Beliau terkekeh. "Hanya merasa heran saja, dia bisa secepat itu ya dia bisa nyaman denganmu?"

"Aku juga tidak tau kenapa. Agak aneh."

"Memang aneh. Tapi ada beberapa cara, sebenarnya. Dan firasatku bilang kalau mungkin kamu tau beberapa hal yang aku tidak tau, atau kamu melakukannya secara tidak sengaja."

"Bisa jadi firasat bapak benar."

"Lalu, dimana dia?"

Belum sempat aku menjawab, terdengar suara langkah kaki. Kami menoleh ke asal suara, dan melihat bahwa Agápi datang sambil membawa sebuah nampan yang berisi sebuah poci dan tiga buah cangkir.

"Maaf, aku baru saja selesai membuat teh." Ujar Agápi.

"Tidak apa, santai saja. Terima kasih, kebetulan aku sedang ingin minum teh." Kata Pak Jameson.

Agápi meletakkan nampannya di atas meja, lalu menyajikan tehnya.
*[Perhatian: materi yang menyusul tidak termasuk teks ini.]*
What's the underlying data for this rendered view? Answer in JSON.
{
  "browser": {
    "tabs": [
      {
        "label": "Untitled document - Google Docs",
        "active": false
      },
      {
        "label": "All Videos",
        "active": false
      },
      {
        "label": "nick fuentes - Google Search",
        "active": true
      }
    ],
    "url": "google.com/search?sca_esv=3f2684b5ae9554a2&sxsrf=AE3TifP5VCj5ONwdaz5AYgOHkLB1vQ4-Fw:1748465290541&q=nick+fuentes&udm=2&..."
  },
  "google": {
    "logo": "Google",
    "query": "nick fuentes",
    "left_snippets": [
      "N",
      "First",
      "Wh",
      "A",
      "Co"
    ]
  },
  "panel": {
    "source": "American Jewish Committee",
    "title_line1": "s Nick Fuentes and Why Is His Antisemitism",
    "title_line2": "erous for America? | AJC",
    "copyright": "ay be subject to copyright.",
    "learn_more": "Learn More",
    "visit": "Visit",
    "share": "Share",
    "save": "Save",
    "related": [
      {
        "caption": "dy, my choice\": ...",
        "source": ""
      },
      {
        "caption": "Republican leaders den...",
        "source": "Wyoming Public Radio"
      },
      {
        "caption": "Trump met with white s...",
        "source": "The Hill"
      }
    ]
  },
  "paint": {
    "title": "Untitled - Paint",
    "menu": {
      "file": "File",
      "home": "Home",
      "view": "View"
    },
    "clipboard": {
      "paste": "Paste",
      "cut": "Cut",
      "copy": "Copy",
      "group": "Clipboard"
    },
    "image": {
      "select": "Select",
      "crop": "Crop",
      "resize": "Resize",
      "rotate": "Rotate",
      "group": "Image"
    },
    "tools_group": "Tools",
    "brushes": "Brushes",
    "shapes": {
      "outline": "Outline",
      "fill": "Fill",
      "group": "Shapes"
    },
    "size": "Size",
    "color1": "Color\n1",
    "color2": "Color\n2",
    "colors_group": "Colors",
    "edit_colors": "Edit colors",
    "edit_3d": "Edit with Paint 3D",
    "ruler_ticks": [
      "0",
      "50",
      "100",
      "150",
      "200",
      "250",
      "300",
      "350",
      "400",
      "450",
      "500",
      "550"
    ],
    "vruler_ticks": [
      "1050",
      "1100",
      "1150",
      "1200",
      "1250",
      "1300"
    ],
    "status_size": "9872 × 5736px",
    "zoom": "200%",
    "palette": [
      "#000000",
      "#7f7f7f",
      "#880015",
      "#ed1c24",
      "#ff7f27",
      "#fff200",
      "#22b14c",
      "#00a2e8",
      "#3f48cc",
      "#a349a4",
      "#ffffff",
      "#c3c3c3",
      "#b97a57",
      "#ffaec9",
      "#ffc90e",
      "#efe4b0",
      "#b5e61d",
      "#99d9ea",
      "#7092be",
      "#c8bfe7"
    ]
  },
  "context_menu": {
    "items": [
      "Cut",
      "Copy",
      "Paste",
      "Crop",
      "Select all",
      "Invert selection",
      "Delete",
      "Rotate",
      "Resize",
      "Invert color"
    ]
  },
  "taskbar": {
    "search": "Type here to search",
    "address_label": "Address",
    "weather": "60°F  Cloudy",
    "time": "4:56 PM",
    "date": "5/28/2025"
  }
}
Pak Jameson mengamati tindakannya dengan cara yang tidak menyeramkan, bahkan pengamatan beliau tidak membuat Agápi merasa risih.

"Uhm, anda Pak Jameson kan? Perkenalkan, saya Agápi Patterson." Kata Agápi, lalu mengulurkan tangannya.

Pak Jameson menyambut uluran tangannya. "Iya, saya Jameson Shaun, mungkin kamu sudah tau kalau saya atasannya Brian. Tapi panggil saja saya Pak James. Senang berkenalan denganmu. Mari duduk, santai saja. Kita hanya akan mengobrol sedikit." Sahut Pak Jameson.

Agápi memutuskan untuk duduk di sebelahku. Pak Jameson tersenyum, memandang kami berdua. Beliau memulai dengan sedikit basa - basi seperti menanyakan bagaimana kabar Agápi, kemudian barulah beliau beralih ke seputar bagaimana hubungannya secara umum dengan Myers. Cara Pak Jameson bertanya sangat halus, tidak terasa seperti interogasi. Bisa dibilang itu adalah salah satu keahlian beliau, walau kalau beliau bersikap keras pada tersangkanya, terkadang beliau bisa membuat para pelaku gemetar.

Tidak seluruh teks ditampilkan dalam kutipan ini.